OSU’s Chris Goldfinger Leads Worried Geologists
Chris Goldfinger is an Oregon State University earthquake expert who, on Monday, announced to The New Yorker that a giant Northwest earthquake is on the way, and voiced ardent opposition to the University’s plan to build a science center in Newport’s tsunami zone.
SCARE TACTICS NOT A LAST RESORT
Goldfinger recently limned a worst-case scenario for the Oregonian/OregonLive Monday, which depicted hundreds of terrified people evacuating the building after its being shaken to pieces by a magnitude 9 earthquake.
MISE EN SCENE
Goldfinger asks us to imagine survivors, some of them injured, others recently disabled or elderly, all of them trying to drive in the rain, trying to drag themselves through a mile of thick, liquified sandbar littered with active power lines, precisely when a 43-foot tsunami wave rips the Yaquina Bay Bridge apart, carrying large ships and a liquified-natural-gas tank as flying projectiles.

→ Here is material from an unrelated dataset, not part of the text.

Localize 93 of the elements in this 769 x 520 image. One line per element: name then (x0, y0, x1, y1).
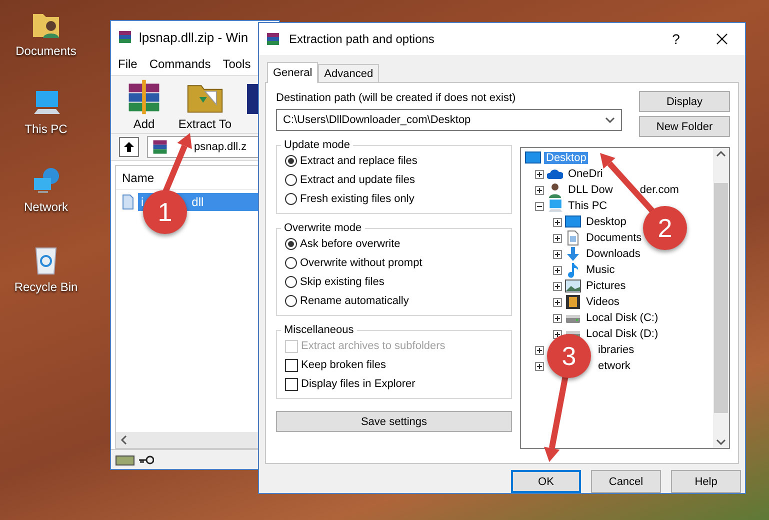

Goldfinger goes on: “Really nobody can calculate if or how many people would die in that building during the next tsunami…[i]t’s not possible to mitigate it to ensure that everybody would survive.”
Unfortunately, potential tsunami woes have thrown the best minds of OSU against each other in a no holds barred battle of intellect and will. So far it’s remained controlled and collegial.
Goldfinger’s “frenemies” in this debate are Oregon State engineers at large, who believe their designs for an expanded Hatfield Marine Science Center will not only pass peer review, but also produce a world-class demonstration of how buildings in tsunami zones are supposed to be built.
Put this way, it sounds less like a bad idea and more like a contradiction in terms. Goldfinger and his cadres agree that no level, amount, or new method of planning will prevent the inevitable catastrophe any building constructed in a tsunami zone is doomed to become. Goldfinger says the real struggle is in fact a cultural squabble between engineers and earthquake geologists.
debate GOES NATIONAL
Goldfinger modified his position after his featured interview in The New Yorker, adding that in addition to relocating the Science Center elsewhere, the existing OSU and National Oceanic and Atmospheric Administration buildings already in Newport’s South Beach should be moved, too.